Fourth, by showing them how to take the initiative. To follow others when danger lurks, is safe but not courageous. To follow others in everyday life exposes a lack of initiative. Children should revel in doing things without prodding. To risk answering difficult questions, to accept the challenge of a difficult assignment, to volunteer to do a difficult task, to offer to help the needy, as others back off, are signs of initiative in a child who is unafraid. Louise L. Hay has sound advice for such children: "Be willing to take the first step, no matter how small it is".

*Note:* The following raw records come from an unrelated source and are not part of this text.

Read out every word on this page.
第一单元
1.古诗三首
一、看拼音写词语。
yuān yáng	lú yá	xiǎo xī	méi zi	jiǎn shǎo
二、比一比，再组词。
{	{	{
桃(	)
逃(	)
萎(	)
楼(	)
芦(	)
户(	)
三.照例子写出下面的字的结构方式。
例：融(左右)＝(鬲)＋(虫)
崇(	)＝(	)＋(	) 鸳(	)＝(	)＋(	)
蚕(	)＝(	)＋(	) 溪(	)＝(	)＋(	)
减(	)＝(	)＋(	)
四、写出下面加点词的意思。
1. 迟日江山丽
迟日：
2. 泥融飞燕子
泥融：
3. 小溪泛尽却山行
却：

Fifth, by making them persevere. Joe was a senior salesman, who was assigned a tough customer, who refused to buy the Company's products, despite the efforts of some of the top executives. One day, at a sales meeting, Joe announced that he was given a large order by the tough customer. Jaws dropped. How could it be? What was Joe's secret. Modest in his ways, Joe admitted to meeting the customer 125 times before he was rewarded. Someone in the meeting asked Joe: "Would you have stopped meeting the customer at some stage, if he did not buy from you?" Joe pondered the question and replied: "It depends". "Depends on what?" Laconically, Joe answered: "Who died first". If ever there was a test for perseverance, here was one! A pithy Japanese Proverb conveys the spirit of perseverance: "Fall seven times, stand up eight".
Try, try again, was the lesson the defeated King Bruce of Scotland learned, as he watched a spider weave its web, falling many times, but not giving up.

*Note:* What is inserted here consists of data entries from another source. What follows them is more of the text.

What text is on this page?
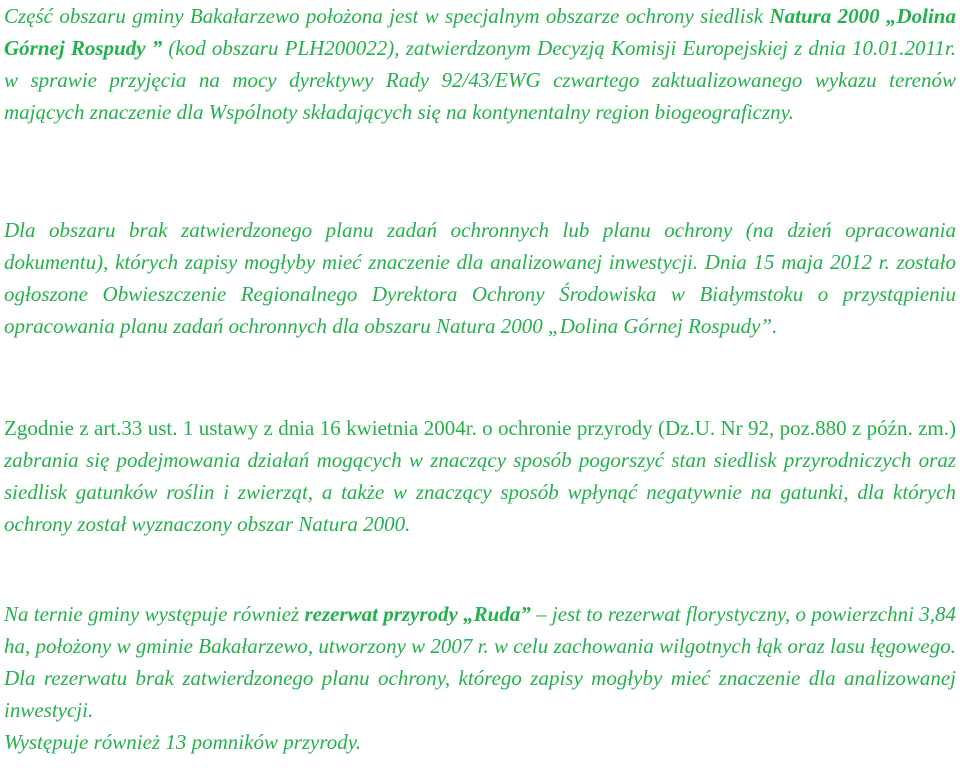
Część obszaru gminy Bakałarzewo położona jest w specjalnym obszarze ochrony siedlisk Natura 2000 „Dolina Górnej Rospudy ” (kod obszaru PLH200022), zatwierdzonym Decyzją Komisji Europejskiej z dnia 10.01.2011r. w sprawie przyjęcia na mocy dyrektywy Rady 92/43/EWG czwartego zaktualizowanego wykazu terenów mających znaczenie dla Wspólnoty składających się na kontynentalny region biogeograficzny.

Dla obszaru brak zatwierdzonego planu zadań ochronnych lub planu ochrony (na dzień opracowania dokumentu), których zapisy mogłyby mieć znaczenie dla analizowanej inwestycji. Dnia 15 maja 2012 r. zostało ogłoszone Obwieszczenie Regionalnego Dyrektora Ochrony Środowiska w Białymstoku o przystąpieniu opracowania planu zadań ochronnych dla obszaru Natura 2000 „Dolina Górnej Rospudy”.

Zgodnie z art.33 ust. 1 ustawy z dnia 16 kwietnia 2004r. o ochronie przyrody (Dz.U. Nr 92, poz.880 z późn. zm.) zabrania się podejmowania działań mogących w znaczący sposób pogorszyć stan siedlisk przyrodniczych oraz siedlisk gatunków roślin i zwierząt, a także w znaczący sposób wpłynąć negatywnie na gatunki, dla których ochrony został wyznaczony obszar Natura 2000.

Na ternie gminy występuje również rezerwat przyrody „Ruda” – jest to rezerwat florystyczny, o powierzchni 3,84 ha, położony w gminie Bakałarzewo, utworzony w 2007 r. w celu zachowania wilgotnych łąk oraz lasu łęgowego. Dla rezerwatu brak zatwierdzonego planu ochrony, którego zapisy mogłyby mieć znaczenie dla analizowanej inwestycji.
Występuje również 13 pomników przyrody.
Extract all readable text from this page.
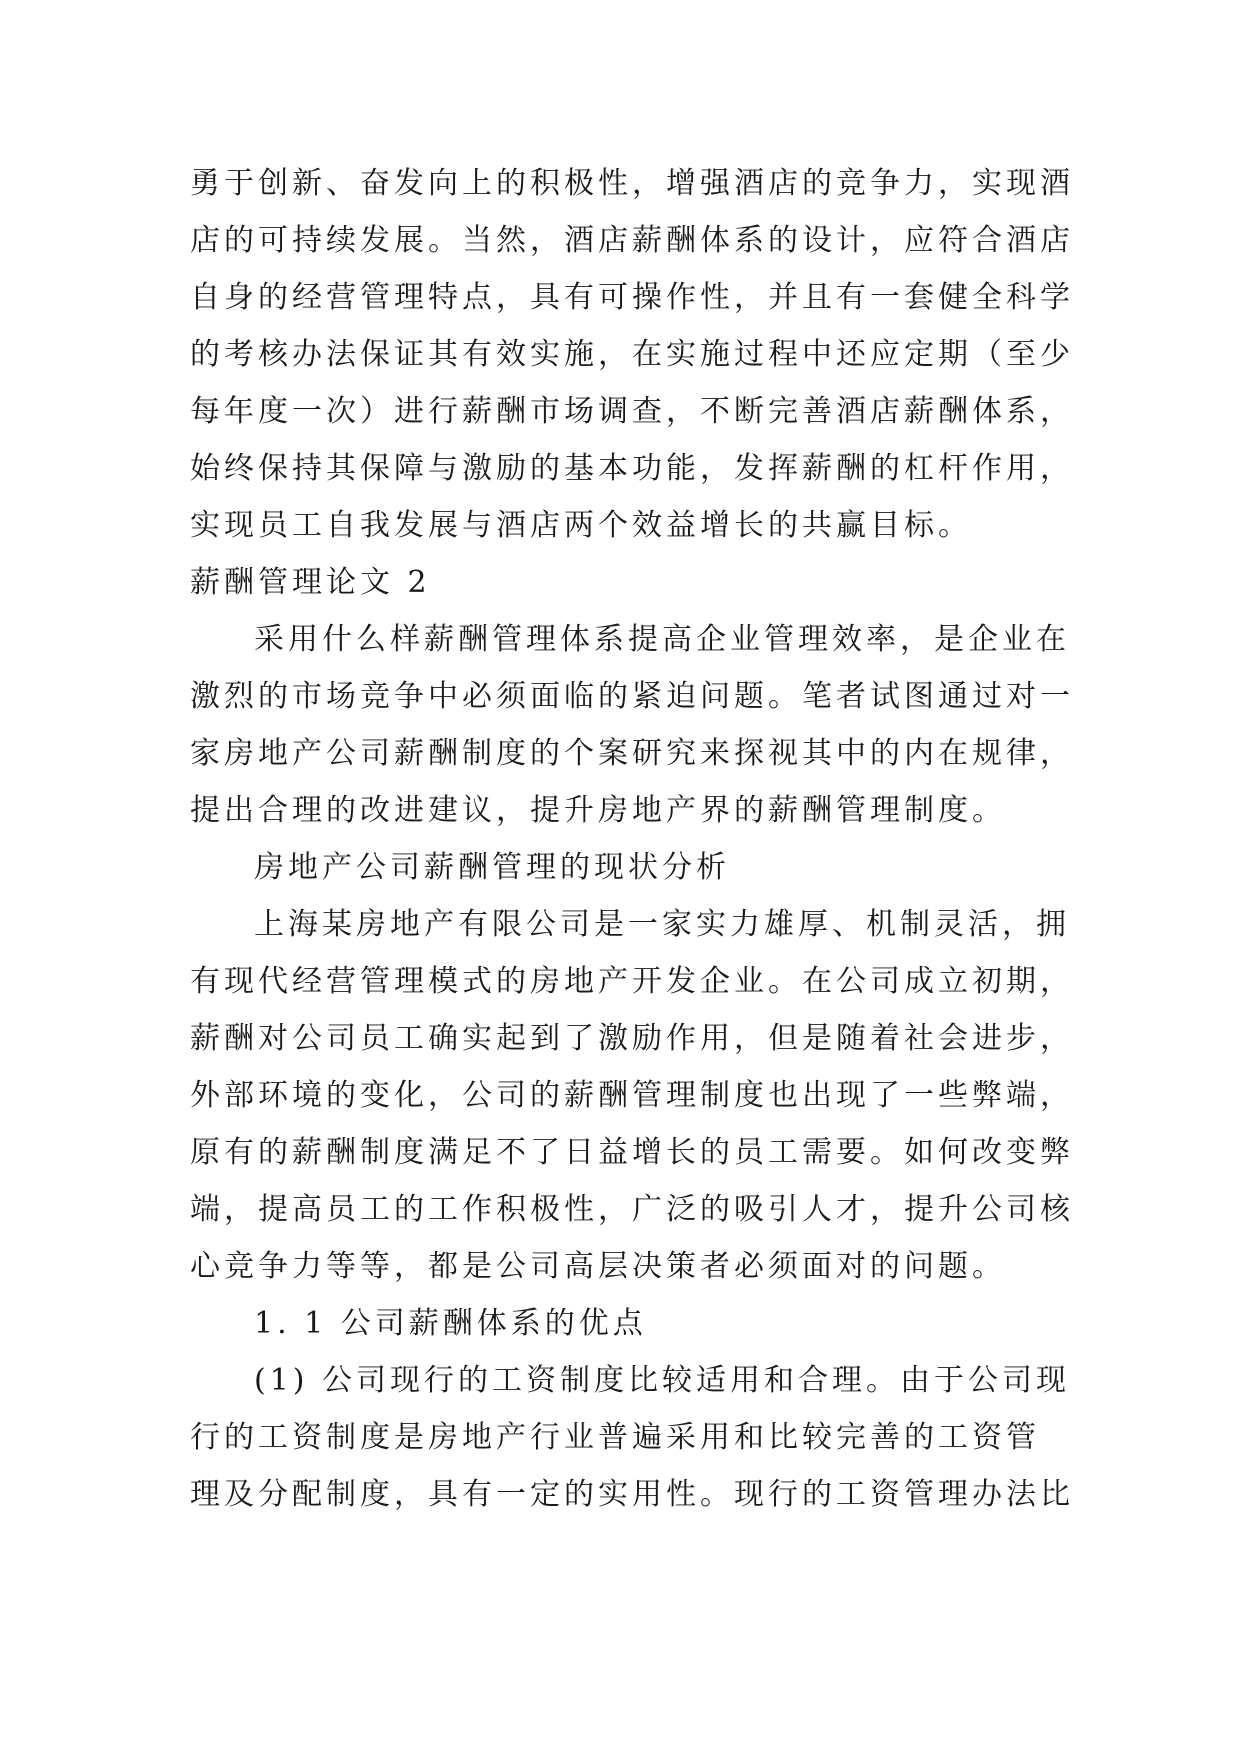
勇于创新、奋发向上的积极性，增强酒店的竞争力，实现酒
店的可持续发展。当然，酒店薪酬体系的设计，应符合酒店
自身的经营管理特点，具有可操作性，并且有一套健全科学
的考核办法保证其有效实施，在实施过程中还应定期（至少
每年度一次）进行薪酬市场调查，不断完善酒店薪酬体系，
始终保持其保障与激励的基本功能，发挥薪酬的杠杆作用，
实现员工自我发展与酒店两个效益增长的共赢目标。
薪酬管理论文 2
采用什么样薪酬管理体系提高企业管理效率，是企业在
激烈的市场竞争中必须面临的紧迫问题。笔者试图通过对一
家房地产公司薪酬制度的个案研究来探视其中的内在规律，
提出合理的改进建议，提升房地产界的薪酬管理制度。
房地产公司薪酬管理的现状分析
上海某房地产有限公司是一家实力雄厚、机制灵活，拥
有现代经营管理模式的房地产开发企业。在公司成立初期，
薪酬对公司员工确实起到了激励作用，但是随着社会进步，
外部环境的变化，公司的薪酬管理制度也出现了一些弊端，
原有的薪酬制度满足不了日益增长的员工需要。如何改变弊
端，提高员工的工作积极性，广泛的吸引人才，提升公司核
心竞争力等等，都是公司高层决策者必须面对的问题。
1. 1 公司薪酬体系的优点
(1) 公司现行的工资制度比较适用和合理。由于公司现
行的工资制度是房地产行业普遍采用和比较完善的工资管
理及分配制度，具有一定的实用性。现行的工资管理办法比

4) MAKING A HABIT OF TRUTHFULNESS
"One thousand falsehoods are not as good as one truth." Chinese Proverb
A mother who was at her wits end trying to correct her son who lied repeatedly, told him of the Devil, who with fiery eyes, a long tail and horns, tormented children who lied. The son heard his mother and promised not to lie again, because he could not match his mother who was a smarter liar. Lying inflicts punishment on the liar, in the words of George Bernard Shaw: :A liar's punishment is not that he is not believed
but that he cannot believe anyone". Wasn't that true of the son who could not believe even his mother? There is yet another punishment. "A good liar needs a good memory", is an observation the Arabs make. The liar must tax his memory time and again, to recall what lie he told whom, to avoid getting tangled in his web of lies.
When children drift from the truth(white lies are not excluded), we must come down on them with a heavy hand, if necessary. It is like fighting a stubborn infection with strong antibiotics.
4) MAKING A HABIT OF NOT WASTING ANY RESOURCE
"A moment of time is like a piece of gold, but a piece of gold will not buy a moment of time." Chinese Proverb
We are alerted that time is priceless. Time Management Consultant, Antonio Herrara asked the participants in a seminar: "If we had to buy time, would there be any difference in how we would spend it? Would the days of our life be used more wisely?
What if you had to pay in advance one hundred dollars an hour for the time allotted to you? Would you waste time?" The answer was a decisive 'No'. If paying for time is the only way we will understand its value, perhaps God should charge us each time he gives us a new lease of life - every morning. Waste does not stop with time. Talents are wasted. Opportunities are not converted. Possessions are left to rust. Friendships are allowed to wither and not blossom. Management of any resource is serious business, and waste in any form is anathema.
Are we ready to hand-hold our children through tedious exercises meant to cultivate
character-building habits? The price is high, but the treasure it buys is invaluable.